Dites moi que je ne rêve pas, c’est jour de lessive ?  

On n’était plus au temps du lavoir. Quoi que j'ai connu et me rappelle y avoir accompagné ma mère. Ce n'était pas encore le temps de la machine à laver le linge. La lessive se faisait dans une lessiveuse. Cette même petite lessiveuse à laquelle j'avais dédié un texte, avec photos,  dans mon blog. Cela ressemblait à un stérilisateur à bocaux avec  à  l’intérieur un gros champignon, genre de pied creux se terminant par un chapeau à trous. Ma mère plaçait son linge en le tournant autour de ce champignon, le plus délicat au dessus. Puis posait la lessiveuse sur le poële la remplissait d'eau et mettait la lessive. L’eau en bouillant passait dans le pied du champignon et ressortait par les trous du chapeau. Ca bouillait longtemps et ça sentait bon la lessive. Cette odeur, je ne l'ai jamais retrouvée. L'essorage se faisait manuellement bien sur. Pour les draps, on prenait chacun les extrémités et on tournait à contre sens, jusqu’à ce qu’il n’y ait plus une seule goutte d’eau qui tombe.

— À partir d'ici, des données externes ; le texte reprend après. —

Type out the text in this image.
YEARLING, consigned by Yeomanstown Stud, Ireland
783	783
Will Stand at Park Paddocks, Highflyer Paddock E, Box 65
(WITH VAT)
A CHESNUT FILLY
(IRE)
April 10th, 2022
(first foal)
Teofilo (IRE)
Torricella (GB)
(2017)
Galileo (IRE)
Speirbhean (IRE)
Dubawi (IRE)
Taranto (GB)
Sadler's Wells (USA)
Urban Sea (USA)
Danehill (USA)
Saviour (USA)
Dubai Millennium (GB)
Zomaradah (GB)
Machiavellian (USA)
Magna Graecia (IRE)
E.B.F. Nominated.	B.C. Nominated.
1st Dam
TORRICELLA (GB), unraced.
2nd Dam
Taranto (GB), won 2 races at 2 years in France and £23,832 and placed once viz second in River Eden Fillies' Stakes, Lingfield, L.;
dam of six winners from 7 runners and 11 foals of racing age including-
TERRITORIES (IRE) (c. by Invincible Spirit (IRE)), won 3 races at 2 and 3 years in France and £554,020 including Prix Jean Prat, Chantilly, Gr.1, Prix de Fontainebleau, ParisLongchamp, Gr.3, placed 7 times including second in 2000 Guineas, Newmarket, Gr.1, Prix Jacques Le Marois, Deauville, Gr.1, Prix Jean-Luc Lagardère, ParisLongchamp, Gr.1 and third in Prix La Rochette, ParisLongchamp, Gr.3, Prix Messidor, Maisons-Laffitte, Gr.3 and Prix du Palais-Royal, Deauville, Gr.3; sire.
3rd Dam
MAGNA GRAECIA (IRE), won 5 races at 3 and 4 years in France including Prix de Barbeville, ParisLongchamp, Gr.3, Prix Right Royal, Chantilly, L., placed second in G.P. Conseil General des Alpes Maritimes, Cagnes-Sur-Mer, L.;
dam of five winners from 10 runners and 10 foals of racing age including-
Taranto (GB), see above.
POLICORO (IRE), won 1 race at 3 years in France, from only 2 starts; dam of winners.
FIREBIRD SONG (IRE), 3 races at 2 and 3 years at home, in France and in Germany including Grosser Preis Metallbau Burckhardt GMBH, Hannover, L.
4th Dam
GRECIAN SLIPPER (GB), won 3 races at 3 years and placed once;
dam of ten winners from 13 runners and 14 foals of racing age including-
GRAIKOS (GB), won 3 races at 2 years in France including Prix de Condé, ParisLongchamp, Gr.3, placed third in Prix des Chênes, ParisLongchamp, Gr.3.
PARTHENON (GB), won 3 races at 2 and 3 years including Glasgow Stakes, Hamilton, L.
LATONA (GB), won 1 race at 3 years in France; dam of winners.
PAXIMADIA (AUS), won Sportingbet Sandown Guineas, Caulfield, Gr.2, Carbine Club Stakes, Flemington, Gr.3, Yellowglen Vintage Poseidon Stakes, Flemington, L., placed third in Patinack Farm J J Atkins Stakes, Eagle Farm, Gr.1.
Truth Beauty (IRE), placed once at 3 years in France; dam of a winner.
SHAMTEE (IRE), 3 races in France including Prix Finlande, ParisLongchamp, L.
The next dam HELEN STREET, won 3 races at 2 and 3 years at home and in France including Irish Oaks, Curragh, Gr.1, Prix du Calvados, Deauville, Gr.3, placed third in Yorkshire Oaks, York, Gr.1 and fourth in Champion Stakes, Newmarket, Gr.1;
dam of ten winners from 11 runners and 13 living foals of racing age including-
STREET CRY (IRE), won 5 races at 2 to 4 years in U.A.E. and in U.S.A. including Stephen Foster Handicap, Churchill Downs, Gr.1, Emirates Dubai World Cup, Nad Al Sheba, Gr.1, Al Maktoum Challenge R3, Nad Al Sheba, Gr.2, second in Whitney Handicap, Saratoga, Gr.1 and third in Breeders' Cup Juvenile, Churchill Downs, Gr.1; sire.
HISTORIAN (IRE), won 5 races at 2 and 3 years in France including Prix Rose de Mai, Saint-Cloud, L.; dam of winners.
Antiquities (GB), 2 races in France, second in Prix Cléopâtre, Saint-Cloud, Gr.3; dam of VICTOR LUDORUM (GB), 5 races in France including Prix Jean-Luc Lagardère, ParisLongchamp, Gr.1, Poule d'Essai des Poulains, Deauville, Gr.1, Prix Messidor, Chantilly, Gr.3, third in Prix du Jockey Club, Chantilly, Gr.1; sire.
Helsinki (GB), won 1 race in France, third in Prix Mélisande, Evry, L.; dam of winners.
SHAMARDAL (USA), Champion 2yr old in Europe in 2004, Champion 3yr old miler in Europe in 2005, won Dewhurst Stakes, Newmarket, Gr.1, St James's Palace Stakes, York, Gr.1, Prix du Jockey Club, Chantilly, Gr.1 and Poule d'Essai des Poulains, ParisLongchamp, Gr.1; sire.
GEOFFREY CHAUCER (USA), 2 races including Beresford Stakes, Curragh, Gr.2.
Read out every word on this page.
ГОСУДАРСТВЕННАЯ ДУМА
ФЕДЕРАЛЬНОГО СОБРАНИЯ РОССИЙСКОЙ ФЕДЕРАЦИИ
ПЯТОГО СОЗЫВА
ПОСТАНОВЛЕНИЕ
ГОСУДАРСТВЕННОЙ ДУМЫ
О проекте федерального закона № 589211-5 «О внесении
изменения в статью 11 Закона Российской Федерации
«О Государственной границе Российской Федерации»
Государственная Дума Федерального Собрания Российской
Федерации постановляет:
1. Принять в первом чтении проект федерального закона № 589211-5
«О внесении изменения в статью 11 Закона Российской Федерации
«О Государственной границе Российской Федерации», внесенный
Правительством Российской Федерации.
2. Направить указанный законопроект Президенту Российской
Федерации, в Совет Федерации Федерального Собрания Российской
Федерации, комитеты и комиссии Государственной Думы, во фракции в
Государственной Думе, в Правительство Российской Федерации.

Le pliage des draps secs se faisait de la même manière. Chacun  prenait les 2 extrémités de la largeur et on le pliait en tirant bien pour le défroisser. Quelquefois, il y en avait un qui tirait sans prévenir et l’autre lâchait le tout, alors on recommençait. 

La machine à laver : ma mère n’en n’a jamais eu. Bien sur, plus tard,  elle n’avait plus recours à ces engins que les nouvelles gazinières n’auraient pu en supporter le poids avec l’eau et le linge, mais elle avait trouvé des sociétés spécialisées qui lavaient et repassaient les draps. Elles passaient chercher le linge et le rapportait quelques jours après. C’était un gros travail en moins, car longtemps elle a gardé les draps métis fleur bleue, épais, durs, raides, rugueux, mais solides. Mouillés ils devaient peser au moins …..  Une tonne !! Non, j'exagère, pas tout à fait la tonne !!!!

Ces draps étaient ourlés à la main et brodés de ses initiales. Ils faisaient partie de son « trousseau ». Chaque fille avait droit à un « trousseau ». Commencé souvent depuis son plus jeune âge, ce «  trousseau » représentait tout le linge qu’une fille devait apporter à son mariage. Il en était ainsi.  Souvent même, la fille brodait elle-même tout son linge.  Ma grand-mère a dû commencer le mien, je devais avoir environ 10 ans. Ma première paire de draps. Je me rappelle ce cadeau avec horreur. Je crois que j’en aurais pleuré. Et pourtant, elle avait dû mettre du temps pour le faire, car le drap était brodé de mes initiales et ajouré merveilleusement bien. Et les « jours » permettez que je le dise, ce n’est pas facile à faire. J’ai essayé, mais franchement, ça n’a pas été une réussite. On apprenait souvent ce petit "travail" de ménagère à l'école. On nous apprenais également le point de croix , le point de chaînette, le point de tige, de chausson.  On a toutes eu droit à des canevas pour y faire l'alphabet au point de croix.

Texte de Marina, d'après ses Souvenirs d'enfance.